It's that time of year when the world tells everyone who will listen just what they fell in love with over the past twelve months. I already shared my top ten lists for books on my book blog, so it's high time I share my movie list too, eh? Here are the ten movies I liked best of all the movies I watched for the first time in 2021.
1. Calcutta (1947). A wary pilot (Alan Ladd) gets mixed up with a dewy-eyed dame (Gail Russell) who was engaged to his recently-murdered best friend. One of Ladd's best noir outings, and the first of his movies to hit the top of one of my end-of-year lists! Can you believe that?!?
2. Knives Out (2019). A wealthy mystery author (Christopher Plummer) dies, and everyone in his large and weird family (Chris Evans, Jamie Lee Curtis, et. al.) suspects everyone else of having killed him. Only an enigmatic private detective (Daniel Craig, whose southern accent is not as bad as I was led to believe) has any inkling of the truth for a long time. My husband and I were so wrapped up in this movie that we watched the whole thing after our kids went to bed one night, staying up until midnight (very late, for us) to finish it.
3. Letters to Juliet (2010). A lonely girl (Amanda Seyfried) on a pre-wedding trip to Italy gets caught up in a little band of women who answer love-advice-seeking letters written to Shakespeare's fictional Juliet. She ends up helping answer a decades-old letter, which leads an elderly woman (Vanessa Redgrave) to arrive in Italy seeking her long-lost love (Franco Nero). My favorite thing is that I grew up watching Redgrave and Nero play Guinevere and Lancelot in Camelot (1967), and they're a couple in real life too, so seeing them together again here is just marvelous.
4. Against All Flags (1952). A roguish naval officer (Errol Flynn) pretends to be a pirate in order to infiltrate a pirate stronghold, only to find himself falling for a strong-willed, lemon-tongued Pirate Captain (Maureen O'Hara). Jolly good fun.
5. Since You Went Away (1944). A mother (Claudette Colbert) stays home and cares for her daughters while her husband is away fighting WWII. I wish I'd seen this when I was in my Joseph Cotten phase because he is just yummy here. Not that I still don't have a soft spot for him, because I do, but... you know what I mean.

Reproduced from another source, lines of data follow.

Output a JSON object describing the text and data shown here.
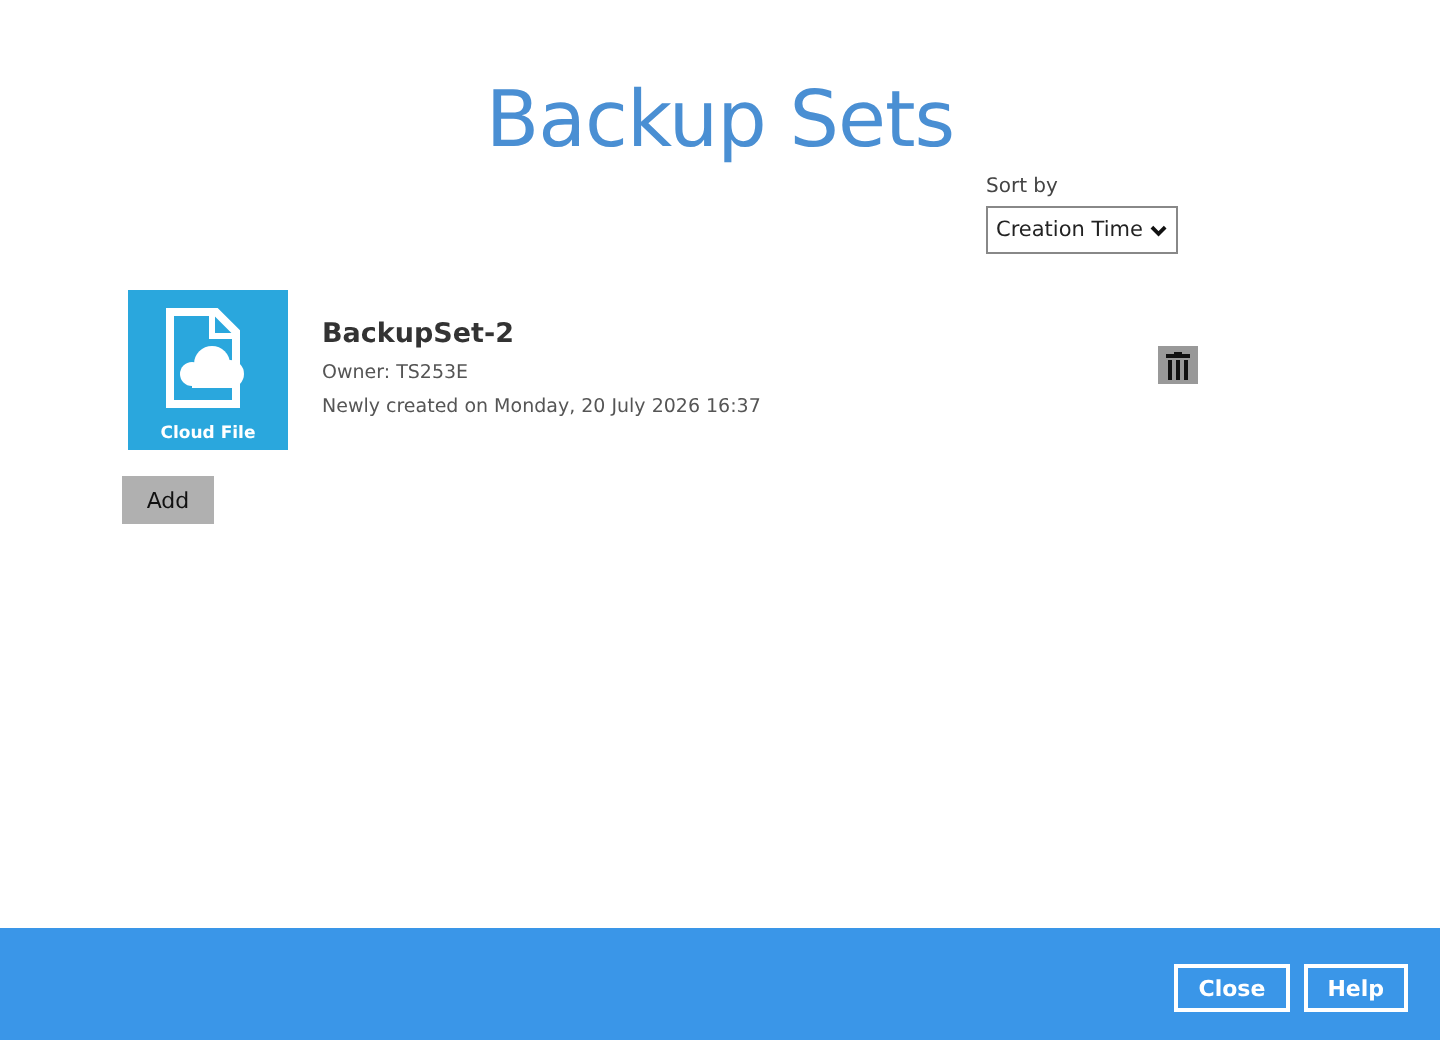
{
  "title": "Backup Sets",
  "sort": {
    "label": "Sort by",
    "value": "Creation Time"
  },
  "backup_sets": [
    {
      "name": "BackupSet-2",
      "type_label": "Cloud File",
      "owner": "Owner: TS253E",
      "created": "Newly created on Monday, 20 July 2026 16:37"
    }
  ],
  "add_button": "Add",
  "footer_buttons": [
    "Close",
    "Help"
  ]
}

6. Little Women (1949). Meg (Janet Leigh), Jo (June Allyson), Beth (Margaret O'Brien), and Amy (Elizabeth Taylor) March do some growing up during the American Civil War with help from their mother (Mary Astor), their next-door neighbor (Peter Lawford), and a kindly German professor (Rossano Brazzi). Probably never going to be my favorite version of this story, but I really liked Allyson and O'Brien in particular. Again, wish I'd seen this when I was going through my Peter Lawford phase because he's at his most charming in this.
7. The Moonstone (1996). A young woman (Keeley Hawes) receives a fabulous jewel for her eighteenth birthday, but it disappears, and she suspects the man she loves (Greg Wise) of having stolen it to pay off gambling debts. I was kind of disappointed by the 2016 BBC version, so I sought this one out, and I'm so glad I did! Much better.
8. No Time to Die (2021). James Bond (Daniel Craig) grows up.
9. Chicago Deadline (1949). A news reporter (Alan Ladd) finds a girl (Donna Reed) dead in a cheap rooming house, finds her address book before the police do, and goes around trying to figure out what her life was like and why she died so he can write an article about her. It's pretty noir, but not deeply dark.
10. News of the World (2020). A man (Tom Hanks) who travels around reading the news aloud to people in small, far-flung Texas settlements takes on the job to delivering a child (Helena Zengel) back to her family. She's been rescued from her Kiowa captors, but she'd lived with them for so long she only speaks Kiowa anymore, and she's obviously got a lot of trauma in her past. So does he, and the two bond during the journey. I like stories of found families, lost and damaged people helping each other heal, and westerns, so... yeah, totally dug this movie.